The company's dividend history has been marked by instability, with at least one cut in the last 10 years. The dividend has gone from an annual total of €2.60 in 2014 to the most recent total annual payment of €6.00. This means that it has been growing its distributions at 8.7% per annum over that time. A reasonable rate of dividend growth is good to see, but we're wary that the dividend history is not as solid as we'd like, having been cut at least once.

The Dividend Looks Likely To Grow

With a relatively unstable dividend, it's even more important to evaluate if earnings per share is growing, which could point to a growing dividend in the future. Bayerische Motoren Werke has seen EPS rising for the last five years, at 11% per annum. Bayerische Motoren Werke definitely has the potential to grow its dividend in the future with earnings on an uptrend and a low payout ratio.

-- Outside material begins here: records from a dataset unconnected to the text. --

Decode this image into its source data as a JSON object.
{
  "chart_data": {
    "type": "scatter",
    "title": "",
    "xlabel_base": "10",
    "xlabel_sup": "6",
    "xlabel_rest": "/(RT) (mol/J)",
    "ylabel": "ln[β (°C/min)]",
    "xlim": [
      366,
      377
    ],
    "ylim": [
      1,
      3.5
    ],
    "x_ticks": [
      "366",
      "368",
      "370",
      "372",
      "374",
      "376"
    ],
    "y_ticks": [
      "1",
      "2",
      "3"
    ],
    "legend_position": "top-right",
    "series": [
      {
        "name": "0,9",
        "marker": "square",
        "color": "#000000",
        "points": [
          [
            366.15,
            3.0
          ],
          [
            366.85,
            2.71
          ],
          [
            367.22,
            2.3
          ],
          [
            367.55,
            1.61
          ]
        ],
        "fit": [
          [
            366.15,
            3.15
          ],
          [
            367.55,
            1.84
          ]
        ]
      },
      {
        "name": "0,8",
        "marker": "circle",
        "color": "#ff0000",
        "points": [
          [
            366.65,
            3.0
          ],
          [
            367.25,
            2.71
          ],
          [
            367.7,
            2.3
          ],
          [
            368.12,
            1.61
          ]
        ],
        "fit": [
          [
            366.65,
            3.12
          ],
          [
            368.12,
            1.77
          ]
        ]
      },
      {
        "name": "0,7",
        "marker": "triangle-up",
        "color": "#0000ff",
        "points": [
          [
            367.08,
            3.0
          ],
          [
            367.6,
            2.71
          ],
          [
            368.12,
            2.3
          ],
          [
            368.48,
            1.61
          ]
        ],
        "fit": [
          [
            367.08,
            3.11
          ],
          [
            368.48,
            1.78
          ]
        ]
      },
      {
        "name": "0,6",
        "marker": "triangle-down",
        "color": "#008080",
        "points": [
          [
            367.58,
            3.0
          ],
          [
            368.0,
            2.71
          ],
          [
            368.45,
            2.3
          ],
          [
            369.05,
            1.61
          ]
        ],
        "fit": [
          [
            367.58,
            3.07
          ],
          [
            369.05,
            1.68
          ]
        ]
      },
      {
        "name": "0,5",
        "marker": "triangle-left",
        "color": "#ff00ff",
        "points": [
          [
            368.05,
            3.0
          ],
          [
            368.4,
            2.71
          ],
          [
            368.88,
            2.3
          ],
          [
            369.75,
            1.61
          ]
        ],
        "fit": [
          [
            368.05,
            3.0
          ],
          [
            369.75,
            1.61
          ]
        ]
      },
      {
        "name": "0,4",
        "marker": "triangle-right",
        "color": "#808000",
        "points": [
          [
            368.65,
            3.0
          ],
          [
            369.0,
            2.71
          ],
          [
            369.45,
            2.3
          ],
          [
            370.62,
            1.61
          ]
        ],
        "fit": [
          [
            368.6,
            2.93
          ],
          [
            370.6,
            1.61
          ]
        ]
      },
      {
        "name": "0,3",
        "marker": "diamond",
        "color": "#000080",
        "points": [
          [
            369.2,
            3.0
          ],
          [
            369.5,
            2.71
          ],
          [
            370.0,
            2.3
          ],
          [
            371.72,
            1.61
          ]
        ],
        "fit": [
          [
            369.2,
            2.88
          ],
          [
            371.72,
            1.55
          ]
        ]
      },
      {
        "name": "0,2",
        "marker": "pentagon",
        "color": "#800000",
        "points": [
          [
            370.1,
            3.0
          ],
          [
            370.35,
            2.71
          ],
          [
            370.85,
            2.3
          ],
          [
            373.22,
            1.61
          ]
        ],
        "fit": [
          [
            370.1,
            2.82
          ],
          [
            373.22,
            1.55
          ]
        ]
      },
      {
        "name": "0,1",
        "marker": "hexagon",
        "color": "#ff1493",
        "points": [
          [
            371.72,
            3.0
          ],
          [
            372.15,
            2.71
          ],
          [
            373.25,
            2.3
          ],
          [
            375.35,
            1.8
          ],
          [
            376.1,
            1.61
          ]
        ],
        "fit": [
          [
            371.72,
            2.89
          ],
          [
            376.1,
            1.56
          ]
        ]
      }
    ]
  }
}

We Really Like Bayerische Motoren Werke's Dividend

It is generally not great to see the dividend being cut, but we don't think this should happen much if at all in the future given that Bayerische Motoren Werke has the makings of a solid income stock moving forward. Reducing the amount it is paying as a dividend can protect the company's balance sheet, keeping the dividend sustainable for longer. Taking this all into consideration, this looks like it could be a good dividend opportunity.

Companies possessing a stable dividend policy will likely enjoy greater investor interest than those suffering from a more inconsistent approach. At the same time, there are other factors our readers should be conscious of before pouring capital into a stock. For example, we've identified 4 warning signs for Bayerische Motoren Werke (2 make us uncomfortable!) that you should be aware of before investing. If you are a dividend investor, you might also want to look at our curated list of high yield dividend stocks.

Have feedback on this article? Concerned about the content? Get in touch with us directly. Alternatively, email editorial-team (at) simplywallst.com.

This article by Simply Wall St is general in nature. We provide commentary based on historical data and analyst forecasts only using an unbiased methodology and our articles are not intended to be financial advice. It does not constitute a recommendation to buy or sell any stock, and does not take account of your objectives, or your financial situation. We aim to bring you long-term focused analysis driven by fundamental data. Note that our analysis may not factor in the latest price-sensitive company announcements or qualitative material. Simply Wall St has no position in any stocks mentioned.